Israel’s tourist industry – investment opportunity
Israel’s Ministry of Tourism will proudly tell anybody willing to listen that 2010 was a record year. 3 million overseas visitors were recorded for the first time ever.
As for January 2011, the figures were 17% up on last year, as around a quarter of a million guests entered the holy land.
In a country of 7.5 million people, these stats are significant. Estimates place around 100,000 people are employed directly from tourism, with another double that employed indirectly. Altogether, this is worth around 33 billion shekels or $9 billion.
This week’s annual International Mediterranean Tourism Market exhibition has been larger than ever. Over 300 participants from 35 countries have turned up. All very encouraging, but so what’s in this for a potential investor?

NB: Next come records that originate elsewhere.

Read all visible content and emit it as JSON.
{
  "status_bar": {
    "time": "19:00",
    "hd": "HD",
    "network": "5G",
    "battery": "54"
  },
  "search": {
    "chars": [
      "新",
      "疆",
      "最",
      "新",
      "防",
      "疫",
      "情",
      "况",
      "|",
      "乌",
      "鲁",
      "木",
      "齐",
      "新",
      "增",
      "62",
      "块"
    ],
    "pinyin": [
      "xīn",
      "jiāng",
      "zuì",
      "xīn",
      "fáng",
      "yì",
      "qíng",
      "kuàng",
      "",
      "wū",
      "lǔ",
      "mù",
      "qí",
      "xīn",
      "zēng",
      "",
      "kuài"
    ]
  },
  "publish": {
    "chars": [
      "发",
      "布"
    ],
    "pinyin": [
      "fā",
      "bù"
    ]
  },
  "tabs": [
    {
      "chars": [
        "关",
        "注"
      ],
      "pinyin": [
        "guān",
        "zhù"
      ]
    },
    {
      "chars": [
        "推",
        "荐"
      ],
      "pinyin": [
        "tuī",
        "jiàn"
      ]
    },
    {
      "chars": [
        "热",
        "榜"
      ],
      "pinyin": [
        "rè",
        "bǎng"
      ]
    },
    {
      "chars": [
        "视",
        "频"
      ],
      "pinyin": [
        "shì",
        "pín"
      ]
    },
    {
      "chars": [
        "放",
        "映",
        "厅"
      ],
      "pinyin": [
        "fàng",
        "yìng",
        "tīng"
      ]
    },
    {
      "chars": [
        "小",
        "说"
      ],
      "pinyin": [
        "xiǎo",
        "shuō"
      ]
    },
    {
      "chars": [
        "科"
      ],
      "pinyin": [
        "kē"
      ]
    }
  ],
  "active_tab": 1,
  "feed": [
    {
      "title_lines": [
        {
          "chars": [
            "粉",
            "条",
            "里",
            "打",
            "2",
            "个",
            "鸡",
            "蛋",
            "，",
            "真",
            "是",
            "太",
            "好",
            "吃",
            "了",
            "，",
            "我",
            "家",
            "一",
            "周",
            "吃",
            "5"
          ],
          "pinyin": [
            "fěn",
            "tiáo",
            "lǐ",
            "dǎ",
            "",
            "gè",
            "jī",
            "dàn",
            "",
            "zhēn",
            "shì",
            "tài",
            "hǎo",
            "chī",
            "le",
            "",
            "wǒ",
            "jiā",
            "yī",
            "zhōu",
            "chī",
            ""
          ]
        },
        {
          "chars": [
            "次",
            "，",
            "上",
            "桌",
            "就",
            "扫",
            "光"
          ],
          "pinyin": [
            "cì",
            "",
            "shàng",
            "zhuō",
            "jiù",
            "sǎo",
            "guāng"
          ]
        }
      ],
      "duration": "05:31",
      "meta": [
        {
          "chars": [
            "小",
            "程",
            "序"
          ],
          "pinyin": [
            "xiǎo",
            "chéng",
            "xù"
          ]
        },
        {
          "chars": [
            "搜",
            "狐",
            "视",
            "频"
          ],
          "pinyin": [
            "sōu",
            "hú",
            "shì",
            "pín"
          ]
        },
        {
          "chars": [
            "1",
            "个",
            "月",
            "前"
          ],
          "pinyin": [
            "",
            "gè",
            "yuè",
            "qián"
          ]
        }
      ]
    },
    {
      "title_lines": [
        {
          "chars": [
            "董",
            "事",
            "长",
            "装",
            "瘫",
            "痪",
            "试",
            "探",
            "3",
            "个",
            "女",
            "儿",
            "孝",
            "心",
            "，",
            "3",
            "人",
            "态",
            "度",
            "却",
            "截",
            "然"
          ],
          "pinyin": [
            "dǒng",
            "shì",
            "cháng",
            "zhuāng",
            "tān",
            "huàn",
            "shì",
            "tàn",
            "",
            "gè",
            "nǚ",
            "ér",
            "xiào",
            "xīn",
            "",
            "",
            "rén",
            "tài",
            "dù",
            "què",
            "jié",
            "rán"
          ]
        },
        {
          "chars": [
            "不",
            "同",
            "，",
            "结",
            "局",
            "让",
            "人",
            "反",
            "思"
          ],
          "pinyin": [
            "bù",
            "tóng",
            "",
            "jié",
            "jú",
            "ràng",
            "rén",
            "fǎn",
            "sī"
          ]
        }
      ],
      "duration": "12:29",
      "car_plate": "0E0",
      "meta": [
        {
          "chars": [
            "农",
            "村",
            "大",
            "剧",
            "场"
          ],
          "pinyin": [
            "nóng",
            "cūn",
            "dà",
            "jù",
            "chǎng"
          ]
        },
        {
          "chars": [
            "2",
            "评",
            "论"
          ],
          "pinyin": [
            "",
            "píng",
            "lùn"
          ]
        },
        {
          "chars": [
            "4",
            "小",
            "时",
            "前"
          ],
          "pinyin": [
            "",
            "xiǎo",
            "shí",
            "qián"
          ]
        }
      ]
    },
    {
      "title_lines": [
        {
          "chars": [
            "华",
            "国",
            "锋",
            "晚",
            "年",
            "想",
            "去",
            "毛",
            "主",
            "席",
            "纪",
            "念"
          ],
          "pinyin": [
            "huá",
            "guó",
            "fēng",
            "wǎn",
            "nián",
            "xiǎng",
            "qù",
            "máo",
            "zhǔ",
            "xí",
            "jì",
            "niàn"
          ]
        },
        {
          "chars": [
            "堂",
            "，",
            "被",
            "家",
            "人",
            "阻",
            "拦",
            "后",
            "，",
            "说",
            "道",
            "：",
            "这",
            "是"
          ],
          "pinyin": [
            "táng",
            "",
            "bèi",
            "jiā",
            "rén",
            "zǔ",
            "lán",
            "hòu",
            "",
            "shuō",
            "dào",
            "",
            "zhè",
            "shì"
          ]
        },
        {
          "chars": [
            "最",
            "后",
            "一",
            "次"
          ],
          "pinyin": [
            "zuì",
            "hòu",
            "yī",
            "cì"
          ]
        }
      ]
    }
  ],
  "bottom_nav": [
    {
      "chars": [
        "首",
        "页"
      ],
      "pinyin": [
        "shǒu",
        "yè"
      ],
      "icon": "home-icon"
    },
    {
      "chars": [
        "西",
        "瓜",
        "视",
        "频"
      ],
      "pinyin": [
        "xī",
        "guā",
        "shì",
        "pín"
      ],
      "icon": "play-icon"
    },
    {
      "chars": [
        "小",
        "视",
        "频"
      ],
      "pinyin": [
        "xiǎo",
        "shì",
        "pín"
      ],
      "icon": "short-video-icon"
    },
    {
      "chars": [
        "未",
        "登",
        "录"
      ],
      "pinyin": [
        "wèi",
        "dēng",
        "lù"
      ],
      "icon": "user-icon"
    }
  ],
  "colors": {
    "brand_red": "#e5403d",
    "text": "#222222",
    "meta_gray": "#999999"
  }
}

The answer is quite a lot.
First, infrastructure: New hotels are required in most of the major centres, including Jerusalem and the airport. The Tourism Ministry has publicly expressed its commitment to a new port complex in Ashkelon, the setting up of several golf courses, the expansion of the filming industry, and much more.
The Israeli government has not been slow in coming to the party, providing tax incentives. Eilat, an all-year-round beach resort, has benefited from a VAT-free zone for nearly two decades. As Leon Harris, a noted local tax expert points out,
Tourism enterprises may enjoy company tax rates ranging from 10% to 24% for seven to 10 years. The higher the level of foreign investment, the lower the tax rate…..
Bottom line: Israel has a reputation for a booming stock market and a great high tech basis. Now, the tourism industry offers an additional exciting opportunity for foreign direct investment.